Why do you say it's not competitive - i've not given out the cost,etc...

At 5% simple, it takes 20 years for the $150 to grow to $300.
At 5% compound, after 20 years $100 has grown to $265.



Year 5% Simple 5% Compound
1 $150.00 $100.00
2 $157.50 $105.00
3 $165.00 $110.25
4 $172.50 $115.76
5 $180.00 $121.55
6 $187.50 $127.63
7 $195.00 $134.01
8 $202.50 $140.71
9 $210.00 $147.75
10 $217.50 $155.13
11 $225.00 $162.89
12 $232.50 $171.03
13 $240.00 $179.59
14 $247.50 $188.56
15 $255.00 $197.99
16 $262.50 $207.89
17 $270.00 $218.29
18 $277.50 $229.20
19 $285.00 $240.66
20 $292.50 $252.70
21 $300.00 $265.33
22 $307.50 $278.60
23 $315.00 $292.53
24 $322.50 $307.15
25 $330.00 $322.51
26 $337.50 $338.64
27 $345.00 $355.57
28 $352.50 $373.35
29 $360.00 $392.01
30 $367.50 $411.61
31 $375.00 $432.19
32 $382.50 $453.80
33 $390.00 $476.49
34 $397.50 $500.32
35 $405.00 $525.33





You need to show her a different policy.
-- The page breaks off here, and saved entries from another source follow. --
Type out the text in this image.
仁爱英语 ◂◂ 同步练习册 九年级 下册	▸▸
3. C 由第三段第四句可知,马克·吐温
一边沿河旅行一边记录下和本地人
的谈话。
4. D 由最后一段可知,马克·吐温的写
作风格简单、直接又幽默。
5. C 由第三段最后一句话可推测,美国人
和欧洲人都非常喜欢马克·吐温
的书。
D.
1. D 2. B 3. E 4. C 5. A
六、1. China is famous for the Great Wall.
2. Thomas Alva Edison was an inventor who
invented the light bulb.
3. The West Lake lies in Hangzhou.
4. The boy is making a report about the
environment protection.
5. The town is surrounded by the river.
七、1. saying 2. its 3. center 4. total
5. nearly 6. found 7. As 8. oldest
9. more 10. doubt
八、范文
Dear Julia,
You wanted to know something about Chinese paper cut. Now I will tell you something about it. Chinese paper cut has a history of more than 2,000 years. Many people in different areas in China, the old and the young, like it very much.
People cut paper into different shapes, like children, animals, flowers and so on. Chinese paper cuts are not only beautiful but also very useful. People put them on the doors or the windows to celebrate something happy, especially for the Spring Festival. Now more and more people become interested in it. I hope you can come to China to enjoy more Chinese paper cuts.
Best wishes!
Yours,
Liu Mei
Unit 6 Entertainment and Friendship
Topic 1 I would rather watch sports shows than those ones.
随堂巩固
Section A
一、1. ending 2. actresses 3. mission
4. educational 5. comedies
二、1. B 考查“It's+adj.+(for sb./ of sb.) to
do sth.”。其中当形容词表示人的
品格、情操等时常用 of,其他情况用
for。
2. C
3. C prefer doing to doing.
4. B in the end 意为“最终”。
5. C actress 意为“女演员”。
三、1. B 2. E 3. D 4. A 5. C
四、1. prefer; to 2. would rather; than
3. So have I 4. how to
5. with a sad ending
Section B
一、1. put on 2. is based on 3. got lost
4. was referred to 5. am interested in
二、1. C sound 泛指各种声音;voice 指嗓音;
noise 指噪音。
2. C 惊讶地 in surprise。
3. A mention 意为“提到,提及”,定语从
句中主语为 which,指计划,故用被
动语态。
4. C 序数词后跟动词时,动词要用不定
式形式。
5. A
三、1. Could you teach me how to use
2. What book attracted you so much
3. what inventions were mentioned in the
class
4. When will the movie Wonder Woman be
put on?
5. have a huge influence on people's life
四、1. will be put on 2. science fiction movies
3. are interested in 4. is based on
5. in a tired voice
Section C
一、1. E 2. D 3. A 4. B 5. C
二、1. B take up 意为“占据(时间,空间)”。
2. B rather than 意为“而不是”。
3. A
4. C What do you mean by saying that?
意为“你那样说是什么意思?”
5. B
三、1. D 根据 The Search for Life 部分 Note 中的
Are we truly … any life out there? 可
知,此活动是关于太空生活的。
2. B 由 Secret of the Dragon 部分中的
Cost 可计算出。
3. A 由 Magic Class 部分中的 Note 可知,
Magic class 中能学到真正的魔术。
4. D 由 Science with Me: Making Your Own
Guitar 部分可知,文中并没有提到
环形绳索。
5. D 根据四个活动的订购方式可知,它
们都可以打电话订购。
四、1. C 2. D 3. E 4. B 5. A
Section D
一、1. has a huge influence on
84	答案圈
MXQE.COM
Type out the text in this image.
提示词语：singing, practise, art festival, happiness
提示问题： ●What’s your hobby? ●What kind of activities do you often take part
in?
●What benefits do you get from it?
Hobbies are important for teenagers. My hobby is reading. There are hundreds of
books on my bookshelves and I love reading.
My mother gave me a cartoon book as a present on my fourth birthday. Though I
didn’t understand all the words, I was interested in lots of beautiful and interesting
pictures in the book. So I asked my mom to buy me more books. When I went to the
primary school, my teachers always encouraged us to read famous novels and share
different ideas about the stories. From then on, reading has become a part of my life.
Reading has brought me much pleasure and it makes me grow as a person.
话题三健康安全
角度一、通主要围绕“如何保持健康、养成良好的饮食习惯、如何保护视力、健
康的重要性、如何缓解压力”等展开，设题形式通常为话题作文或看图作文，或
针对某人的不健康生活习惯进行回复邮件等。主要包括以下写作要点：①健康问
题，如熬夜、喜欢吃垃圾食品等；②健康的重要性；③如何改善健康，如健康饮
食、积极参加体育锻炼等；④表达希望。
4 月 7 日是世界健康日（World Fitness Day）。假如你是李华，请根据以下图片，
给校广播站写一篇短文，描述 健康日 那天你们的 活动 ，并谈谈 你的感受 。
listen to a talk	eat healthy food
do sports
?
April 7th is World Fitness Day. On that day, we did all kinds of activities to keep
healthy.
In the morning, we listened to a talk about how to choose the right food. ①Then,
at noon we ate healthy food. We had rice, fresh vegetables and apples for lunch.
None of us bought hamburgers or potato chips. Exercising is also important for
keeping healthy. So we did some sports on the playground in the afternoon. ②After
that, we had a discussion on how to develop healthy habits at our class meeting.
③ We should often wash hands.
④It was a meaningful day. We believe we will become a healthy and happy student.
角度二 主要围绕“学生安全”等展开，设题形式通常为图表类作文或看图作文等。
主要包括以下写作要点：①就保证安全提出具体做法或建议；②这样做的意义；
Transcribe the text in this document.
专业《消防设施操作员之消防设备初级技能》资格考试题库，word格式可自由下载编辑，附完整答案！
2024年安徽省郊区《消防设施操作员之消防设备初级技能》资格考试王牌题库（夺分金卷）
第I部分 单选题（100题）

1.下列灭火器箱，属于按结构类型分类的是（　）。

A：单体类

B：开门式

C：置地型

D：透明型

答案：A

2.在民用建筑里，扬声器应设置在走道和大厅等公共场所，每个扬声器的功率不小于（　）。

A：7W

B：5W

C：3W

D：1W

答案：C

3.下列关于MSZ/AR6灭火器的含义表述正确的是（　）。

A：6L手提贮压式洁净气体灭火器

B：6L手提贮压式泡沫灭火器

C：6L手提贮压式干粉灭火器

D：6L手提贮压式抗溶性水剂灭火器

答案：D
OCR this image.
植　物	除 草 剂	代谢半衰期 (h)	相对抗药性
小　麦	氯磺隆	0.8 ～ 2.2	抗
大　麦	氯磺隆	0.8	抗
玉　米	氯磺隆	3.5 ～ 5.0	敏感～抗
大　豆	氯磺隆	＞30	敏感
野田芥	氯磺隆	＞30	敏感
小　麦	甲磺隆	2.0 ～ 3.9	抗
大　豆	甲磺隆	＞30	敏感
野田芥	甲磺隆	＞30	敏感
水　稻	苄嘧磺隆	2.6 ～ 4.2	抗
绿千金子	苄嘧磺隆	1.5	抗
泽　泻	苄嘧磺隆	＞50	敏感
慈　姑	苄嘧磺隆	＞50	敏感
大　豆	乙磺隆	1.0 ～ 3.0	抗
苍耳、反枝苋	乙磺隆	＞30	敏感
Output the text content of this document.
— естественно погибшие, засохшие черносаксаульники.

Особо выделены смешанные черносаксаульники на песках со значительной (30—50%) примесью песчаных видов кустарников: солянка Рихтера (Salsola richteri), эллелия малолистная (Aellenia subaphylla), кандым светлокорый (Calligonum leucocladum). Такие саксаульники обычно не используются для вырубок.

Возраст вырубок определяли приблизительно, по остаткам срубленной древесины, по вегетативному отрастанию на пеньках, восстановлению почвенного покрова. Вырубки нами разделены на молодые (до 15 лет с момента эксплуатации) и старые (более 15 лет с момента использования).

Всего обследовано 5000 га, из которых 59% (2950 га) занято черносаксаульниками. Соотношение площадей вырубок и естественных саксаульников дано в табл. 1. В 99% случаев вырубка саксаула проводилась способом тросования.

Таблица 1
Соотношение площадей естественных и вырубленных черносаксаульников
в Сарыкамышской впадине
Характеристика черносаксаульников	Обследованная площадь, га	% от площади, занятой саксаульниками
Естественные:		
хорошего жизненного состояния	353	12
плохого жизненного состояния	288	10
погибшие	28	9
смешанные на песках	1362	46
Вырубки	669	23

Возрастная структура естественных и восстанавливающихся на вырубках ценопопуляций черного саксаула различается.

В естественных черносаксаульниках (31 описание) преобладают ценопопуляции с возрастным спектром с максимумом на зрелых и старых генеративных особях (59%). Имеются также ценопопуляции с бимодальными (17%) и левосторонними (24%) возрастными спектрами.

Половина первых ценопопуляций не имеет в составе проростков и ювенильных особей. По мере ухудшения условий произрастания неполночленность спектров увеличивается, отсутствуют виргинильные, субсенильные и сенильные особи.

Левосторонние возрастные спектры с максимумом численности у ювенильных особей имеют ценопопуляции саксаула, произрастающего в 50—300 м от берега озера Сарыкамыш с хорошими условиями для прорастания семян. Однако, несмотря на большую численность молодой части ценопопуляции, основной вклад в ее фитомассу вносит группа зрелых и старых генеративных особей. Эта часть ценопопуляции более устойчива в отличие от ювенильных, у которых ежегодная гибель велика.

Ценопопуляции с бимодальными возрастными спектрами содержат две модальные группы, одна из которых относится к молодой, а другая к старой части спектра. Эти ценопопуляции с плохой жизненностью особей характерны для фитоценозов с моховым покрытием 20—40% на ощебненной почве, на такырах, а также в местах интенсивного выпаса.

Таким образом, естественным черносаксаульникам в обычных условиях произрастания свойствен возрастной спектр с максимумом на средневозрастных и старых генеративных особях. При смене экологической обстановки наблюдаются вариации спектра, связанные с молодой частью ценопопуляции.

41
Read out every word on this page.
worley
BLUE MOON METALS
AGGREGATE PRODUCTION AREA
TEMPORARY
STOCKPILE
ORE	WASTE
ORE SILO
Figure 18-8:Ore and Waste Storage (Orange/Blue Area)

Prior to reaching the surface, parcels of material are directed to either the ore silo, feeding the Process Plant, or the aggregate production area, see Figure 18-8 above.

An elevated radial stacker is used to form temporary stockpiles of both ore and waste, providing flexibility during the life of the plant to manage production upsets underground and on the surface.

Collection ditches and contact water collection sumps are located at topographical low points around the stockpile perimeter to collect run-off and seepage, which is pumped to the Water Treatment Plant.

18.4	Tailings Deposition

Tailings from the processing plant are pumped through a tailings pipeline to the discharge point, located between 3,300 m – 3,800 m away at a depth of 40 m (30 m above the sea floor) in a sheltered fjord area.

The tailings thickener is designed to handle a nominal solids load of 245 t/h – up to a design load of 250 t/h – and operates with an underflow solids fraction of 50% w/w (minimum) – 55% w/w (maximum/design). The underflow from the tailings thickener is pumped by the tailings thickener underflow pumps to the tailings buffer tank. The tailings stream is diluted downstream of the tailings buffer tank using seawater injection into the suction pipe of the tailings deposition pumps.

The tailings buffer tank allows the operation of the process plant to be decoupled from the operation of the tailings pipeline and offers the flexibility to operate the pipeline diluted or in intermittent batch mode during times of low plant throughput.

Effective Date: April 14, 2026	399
The one you're quoting is not very competitive.
 
Hello, Gettingstarted are you still there ??

If she were to use your plan,you nor her or her children would never regret having a higher daily benefit!

If she can afford it, give her the higher daily benefit or some else will !!